Hood has also defended Georgia’s voter ID requirements, saying that while it did suppress turnout, he could find “no empirical evidence to suggest that there is a racial or ethnic component to this suppression effect.”
The new Illinois lawsuit points out that the same-day law was passed with only Democratic votes and was signed by a Democratic governor. “Not coincidentally,” the group wrote in a statement, “high-population counties in Illinois tend to favor Democratic candidates; low-population counties in Illinois tend to favor Republican candidates.”

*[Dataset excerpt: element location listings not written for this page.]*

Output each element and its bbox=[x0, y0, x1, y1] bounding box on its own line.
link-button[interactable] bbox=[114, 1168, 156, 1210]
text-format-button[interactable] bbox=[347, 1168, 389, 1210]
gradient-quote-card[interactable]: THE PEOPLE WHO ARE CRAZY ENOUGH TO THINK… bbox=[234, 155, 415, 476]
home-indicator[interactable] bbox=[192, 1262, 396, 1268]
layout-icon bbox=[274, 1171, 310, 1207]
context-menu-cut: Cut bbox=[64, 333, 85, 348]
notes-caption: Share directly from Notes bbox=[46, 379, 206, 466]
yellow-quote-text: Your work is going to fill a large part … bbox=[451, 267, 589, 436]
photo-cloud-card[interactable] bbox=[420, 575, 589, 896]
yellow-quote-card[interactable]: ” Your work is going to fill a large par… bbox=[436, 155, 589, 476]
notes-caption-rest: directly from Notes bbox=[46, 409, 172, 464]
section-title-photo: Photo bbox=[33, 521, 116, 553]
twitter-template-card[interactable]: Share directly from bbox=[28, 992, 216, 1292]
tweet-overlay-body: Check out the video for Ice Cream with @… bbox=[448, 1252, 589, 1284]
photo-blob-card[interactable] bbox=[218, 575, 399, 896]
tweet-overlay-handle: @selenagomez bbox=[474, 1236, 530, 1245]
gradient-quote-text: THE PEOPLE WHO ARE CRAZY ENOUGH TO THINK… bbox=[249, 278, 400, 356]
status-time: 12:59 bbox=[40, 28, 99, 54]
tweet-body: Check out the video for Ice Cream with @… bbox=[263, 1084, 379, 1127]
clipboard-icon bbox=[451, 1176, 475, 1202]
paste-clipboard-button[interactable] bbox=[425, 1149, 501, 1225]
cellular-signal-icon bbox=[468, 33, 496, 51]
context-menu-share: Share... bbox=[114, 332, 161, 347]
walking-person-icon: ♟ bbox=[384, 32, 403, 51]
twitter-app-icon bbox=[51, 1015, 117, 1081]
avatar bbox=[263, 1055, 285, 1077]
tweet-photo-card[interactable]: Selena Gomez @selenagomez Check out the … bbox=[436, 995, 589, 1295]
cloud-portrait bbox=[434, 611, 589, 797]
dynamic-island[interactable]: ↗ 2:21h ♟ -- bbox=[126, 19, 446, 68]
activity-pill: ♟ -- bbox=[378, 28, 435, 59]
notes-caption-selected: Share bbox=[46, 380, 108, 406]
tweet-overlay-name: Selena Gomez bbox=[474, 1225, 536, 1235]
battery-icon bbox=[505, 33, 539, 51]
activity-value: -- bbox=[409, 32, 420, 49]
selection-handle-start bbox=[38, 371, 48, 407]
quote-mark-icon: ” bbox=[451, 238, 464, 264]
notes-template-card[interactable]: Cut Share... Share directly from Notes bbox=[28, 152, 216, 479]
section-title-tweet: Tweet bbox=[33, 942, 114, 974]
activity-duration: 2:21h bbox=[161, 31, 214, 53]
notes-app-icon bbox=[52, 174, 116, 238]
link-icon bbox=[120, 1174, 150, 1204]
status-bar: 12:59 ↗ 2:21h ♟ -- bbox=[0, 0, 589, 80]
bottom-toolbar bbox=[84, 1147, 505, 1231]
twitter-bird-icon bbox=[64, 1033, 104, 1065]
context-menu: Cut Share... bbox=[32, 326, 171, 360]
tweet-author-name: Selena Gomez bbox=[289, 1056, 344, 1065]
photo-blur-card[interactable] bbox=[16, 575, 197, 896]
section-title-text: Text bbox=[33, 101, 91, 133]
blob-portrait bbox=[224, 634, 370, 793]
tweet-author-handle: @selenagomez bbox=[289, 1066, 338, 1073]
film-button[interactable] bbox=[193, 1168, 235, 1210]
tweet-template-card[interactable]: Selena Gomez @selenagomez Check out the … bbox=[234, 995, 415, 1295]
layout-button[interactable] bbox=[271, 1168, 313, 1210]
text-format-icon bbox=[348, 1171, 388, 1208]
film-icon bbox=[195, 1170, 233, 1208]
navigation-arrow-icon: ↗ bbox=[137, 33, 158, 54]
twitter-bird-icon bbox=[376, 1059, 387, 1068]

But state Rep. Christian Mitchell (D-Chicago) took to Twitter to repeatedly denounce the Illinois Policy Institute’s lawsuit as an attempt at “voter suppression,” similar to what happened in Wisconsin. Mitchell, an African-American legislator who strongly supported the same-day bill, claimed that, after “defending Rauner ‘budgets,’” the conservative think tank is “now doing his dirty work of voter suppression.” The group responded by repeating its legal claim that the law violates the U.S. Constitution’s Equal Protection Clause.
This is, without a doubt, the single most fascinating year for Illinois politics in my lifetime. And it’s only gonna get weirder as every single trick in the book is played—and maybe some that aren’t even in the book.